The visiting Ngöbe’s numbers have tripled in the past four years, up to 13,660 during the 2008 coffee harvest, according to Dr. Pablo Ortiz, Coto Brus’ public health director.
Dr. Ortiz and his team won international praise recently for their work on improving the health care of the temporary population of Ngöbe-in-residence. At the fifth edition of the Social Innovation Fair, organized by the United Nations’ (U.N.) Economic Commission for Latin America and the Caribbean (ECLAC) earlier this month at San Carlos University here, Ortiz’ health project received the third-place prize out of 13 finalists from across Latin America. This honor carried a $15,000 award from the W.K. Kellogg Foundation, a philanthropic trust started by the late United States breakfast cereal pioneer.

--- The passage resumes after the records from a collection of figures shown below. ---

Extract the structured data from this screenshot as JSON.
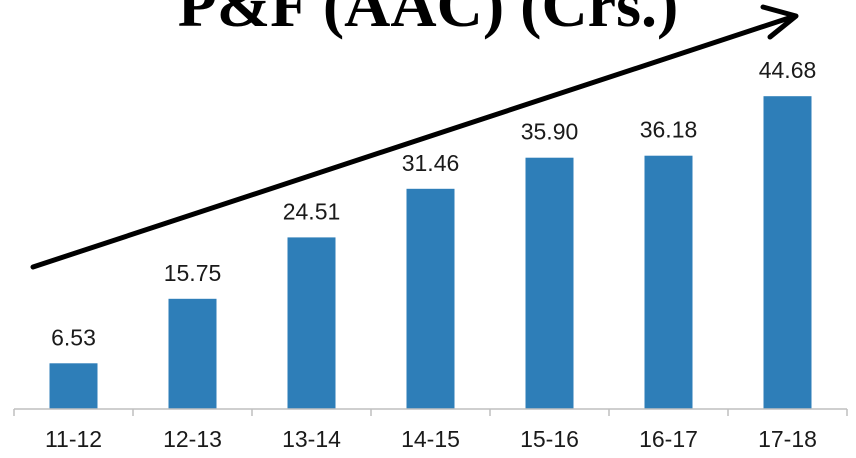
{
  "chart_data": {
    "type": "bar",
    "title": "P&F (AAC) (Crs.)",
    "categories": [
      "11-12",
      "12-13",
      "13-14",
      "14-15",
      "15-16",
      "16-17",
      "17-18"
    ],
    "values": [
      6.53,
      15.75,
      24.51,
      31.46,
      35.9,
      36.18,
      44.68
    ],
    "data_labels": [
      "6.53",
      "15.75",
      "24.51",
      "31.46",
      "35.90",
      "36.18",
      "44.68"
    ],
    "xlabel": "",
    "ylabel": "",
    "ylim": [
      0,
      50
    ],
    "grid": false,
    "legend": "none",
    "bar_color": "#2e7eb8",
    "trend_arrow": true
  }
}
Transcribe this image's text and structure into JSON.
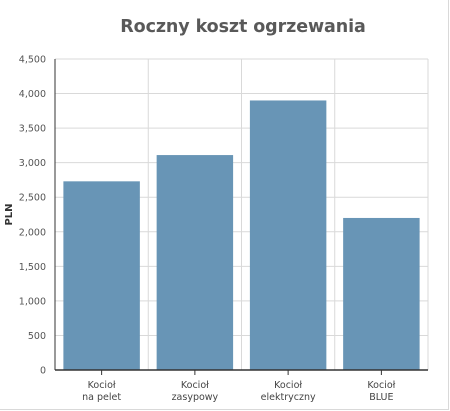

Ortiz described the Panamanian indigenous group’s situation as dire.
“Their living conditions, according to U.N. statistics, are comparable to those of Sub-Saharan African countries,” he said. He listed the indicators: high infant mortality rate, elevated instances of tuberculosis, poverty at 95 percent, extreme poverty at 85 percent and child malnutrition at 75 percent.
These levels come in stark contrast to the fast-paced development in Panama and the robust public and private health care systems of Costa Rica (TT, Aug. 21).

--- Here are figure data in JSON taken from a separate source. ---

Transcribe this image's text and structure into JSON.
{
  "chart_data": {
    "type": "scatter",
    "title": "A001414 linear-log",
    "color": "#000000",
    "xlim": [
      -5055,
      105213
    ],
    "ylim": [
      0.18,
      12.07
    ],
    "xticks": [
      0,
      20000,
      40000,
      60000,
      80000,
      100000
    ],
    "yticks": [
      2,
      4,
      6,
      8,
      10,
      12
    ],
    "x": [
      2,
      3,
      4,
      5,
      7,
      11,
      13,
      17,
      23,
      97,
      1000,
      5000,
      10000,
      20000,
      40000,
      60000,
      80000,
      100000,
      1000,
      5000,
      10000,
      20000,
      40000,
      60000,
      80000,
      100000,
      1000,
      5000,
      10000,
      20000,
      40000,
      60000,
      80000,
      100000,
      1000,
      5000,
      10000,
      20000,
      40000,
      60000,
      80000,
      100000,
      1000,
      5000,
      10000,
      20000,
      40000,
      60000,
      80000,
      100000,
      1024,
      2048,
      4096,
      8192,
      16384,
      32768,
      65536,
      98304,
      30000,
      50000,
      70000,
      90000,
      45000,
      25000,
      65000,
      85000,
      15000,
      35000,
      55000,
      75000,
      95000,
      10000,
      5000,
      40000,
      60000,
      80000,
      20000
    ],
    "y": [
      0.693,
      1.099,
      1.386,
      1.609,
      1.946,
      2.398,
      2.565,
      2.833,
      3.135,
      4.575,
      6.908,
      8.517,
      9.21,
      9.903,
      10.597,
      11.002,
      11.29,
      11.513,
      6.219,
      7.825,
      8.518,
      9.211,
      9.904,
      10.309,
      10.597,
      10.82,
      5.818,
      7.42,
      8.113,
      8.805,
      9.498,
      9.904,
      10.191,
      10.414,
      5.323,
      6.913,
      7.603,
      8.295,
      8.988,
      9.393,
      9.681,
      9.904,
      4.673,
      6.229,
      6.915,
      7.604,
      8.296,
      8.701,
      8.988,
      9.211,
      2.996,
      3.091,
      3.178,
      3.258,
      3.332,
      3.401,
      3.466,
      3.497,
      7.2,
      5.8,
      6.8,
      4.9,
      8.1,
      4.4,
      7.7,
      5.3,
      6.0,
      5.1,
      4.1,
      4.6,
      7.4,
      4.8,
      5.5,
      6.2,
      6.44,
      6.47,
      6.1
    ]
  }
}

One of Panamanian President Ricardo Martinelli’s first visits after taking office was to hospitals in Costa Rica, in order to “copy some aspects of (Costa Rica’s) health system” (TT Online Daily News Subscriber’s Edition, July 17).
However, indigenous groups traditionally have fallen through the cracks of Latin America’s varied health programs – a point that makes Ortiz’ project all the more noble, said ECLAC.
The Coto Brus program is a “pioneer initiative,” the commission said, as it is a publicly funded project that attends to a group whose medical needs were previously unnoticed and unmet. Most other projects that were displayed at the fair in Guatemala were grassroots, community-based efforts or initiatives of nongovernmental organizations, which are striving for such government-level approval and funding.
“The innovation is that we don’t wait for them to come to health centers. Rather, we go to the coffee farms looking for them,” Ortiz told The Tico Times. He said teams of one nurse and three nurse assistants visit the Ngöbe’s workplace from 4 p.m. sometimes until 10 p.m., providing general checkups, parasite treatment, condoms, rehydration salts and other services previously out of reach to the community. The medical teams also give talks on issues ranging from prenatal care to HIV/Aids and prevention of other diseases.
Started in 2003, the program’s impact has been remarkable. Ortiz said that since the project began it has helped almost halve the region’s infant mortality rate – once among the highest in the country – from 17.2 deaths per thousand live births in 2001 to 9.2 in 2007.
One of the keys, Ortiz said, has been a high degree of “cultural respect.” He gave the example of a situation in which contaminated water supplies were causing widespread diarrhea among the Ngöbe.
“Logic told us to boil the water,” Ortiz said. “But ‘no,’ they said, ‘we can’t boil the water because water is alive.’ I didn’t understand.
I imagine that it’s like telling a Catholic to take the wine they give you at Sunday Mass, bring it home and stick it in the microwave till it boils and then drink it. The blood of Christ is contaminated? How can you say that?” the doctor exclaimed.
Instead, Coto Brus’ modern medical staff conferred with a traditional indigenous medicine leader and this time, Ortiz said, they took a different approach: “The water is sick, how do we cure it?”
They then began a water treatment program that reduced diarrhea cases from being a leading community health problem to a secondary issue.
The coffee pickers spend September, October and November in San Vito de Coto Brus before moving on to spend the next three months in the Los Santos region, a bit further north toward San José and at a higher altitude. After that, they return to Panama. But Ortiz refuses to call them immigrants, instead preferring the term “highly mobile population.”
“According to anthropological studies, this population has been living in this territory for more than 3,000 years, (roaming) in this pendulum-like movement. There are findings that show that they used to travel all the way to Guatemala,” he said. “These are not immigrants.
This is part of their ancestral land. I’m the immigrant, the last one to arrive.”